In January of 1964 I was on a date with a young man named Butch Barabbas.   It was the only date I ever had with him and I'm sure the only reason I remember his name is because of what happened.  We were in his car, sitting at a stoplight in the little town in New Jersey where we both lived.  The radio was on (WABC in New York played rock 'n roll then) and a song came on I had not heard before by a group I didn't know.  It was an epiphany.  The group was The Beatles and the song was I Want to Hold Your Hand.  I turned up the volume, and before the song had ended I was a lifelong Beatles fan.  It was clear to me in the first notes of the song these guys were going to change the way music was made.  

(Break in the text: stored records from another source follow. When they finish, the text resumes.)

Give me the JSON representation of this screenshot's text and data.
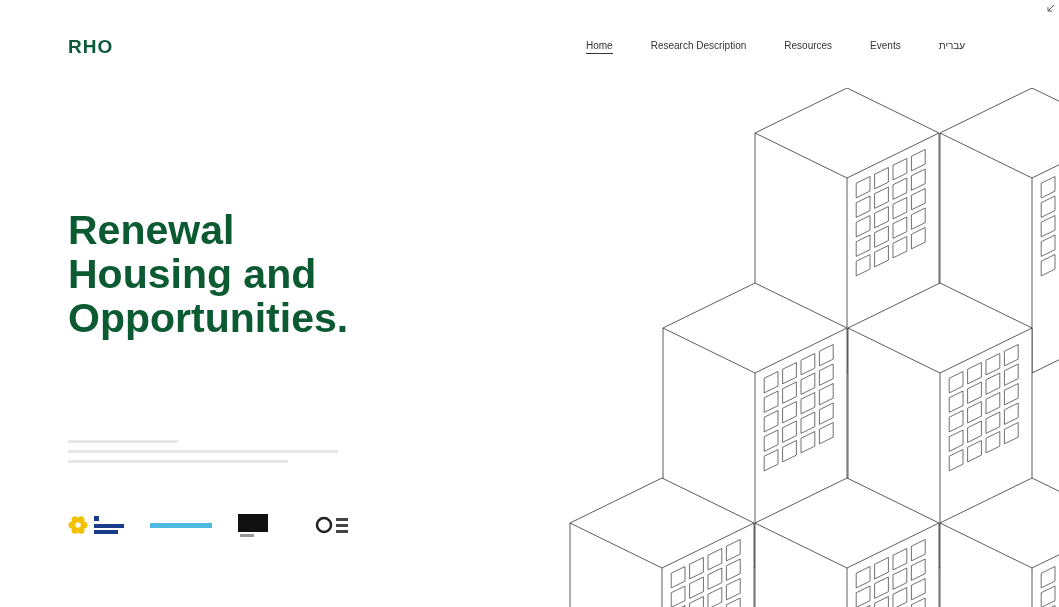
{
  "logo": "RHO",
  "nav": [
    {
      "label": "Home",
      "selected": true
    },
    {
      "label": "Research Description",
      "selected": false
    },
    {
      "label": "Resources",
      "selected": false
    },
    {
      "label": "Events",
      "selected": false
    },
    {
      "label": "עברית",
      "selected": false
    }
  ],
  "hero": {
    "title": "Renewal Housing and Opportunities."
  }
}
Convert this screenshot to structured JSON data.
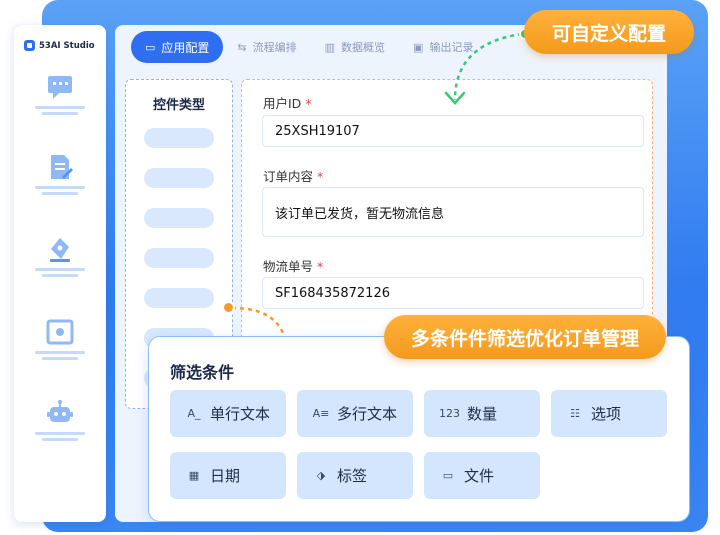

On August 4, 1964 (my 16th birthday) President Lyndon B. Johnson took to the airwaves with a speech in response to the Gulf of Tonkin incident in Viet Nam.  I watched that speech on my brother's television while I was living with him and his family in Brooklyn.  There was an ever increasing fear in the pit of my stomach and a growing dread of things to come.  In my mind this was the beginning of the U. S. war against the north Vietnamese.  I can still close my eyes and see LBJ on the tube.  If only we could have known how bad it would become before it was finally abandoned.


Around 6:30 PM on the evening of August 16, 1977 I was working late at my job at the Daneker Clock Company in Fallston, Maryland.  The only other person there was the president, Frank Simms. It was not unusual for us to work late; the company was in Chapter 11 bankrupcty and we were working desperately to save it.   Frank walked out of his office and said "I just heard on the radio Elvis Presley is dead."  Now, I have no idea why that moment remains anchored in my memory banks.  I liked Elvis, but I wasn't one of the screaming fans.  I've never been a screaming fan about any entertainer.  I saw Elvis when he appeared on the Ed Sullivan show.  I had even gone to see him in concert when I lived in Atlanta.  But he really didn't have any special place in my heart, so I have no idea why the news of his death effected me so strongly.  But I can replay the entire scenario in my mind just as if it happened yesterday.   I do not remember where I was or what I was doing when John Lennon was killed, yet I was more a fan of his than I was of Elvis.


Another thing I remember being imprinted on my brain cells for all eternity is the space shuttle Challenger explosion on January 28, 1986.  I had gone to have lunch with Bud at his place of employment.  I walked into his office and sat down, but there was no one else there.  The radio was on and I was just waiting for Bud to break for lunch and come back to his office when the announcement was made that the shuttle had exploded.  Bud came into his office shortly thereafter, but I was so stunned and horrified, I was not able to tell him what had occurred.  Of course, it took only a few seconds of listening before he too knew of the tragedy.  There have been more disasters since, but it seems the first one is always the one that sticks with you.


And finally (please God), where were you when the first airplane hit the North Tower of the World Trade Center on September 11, 2001, just before 9:00 AM?  I believe for a brief second time stood still, the earth shifted on its axis, and our world will never be the same.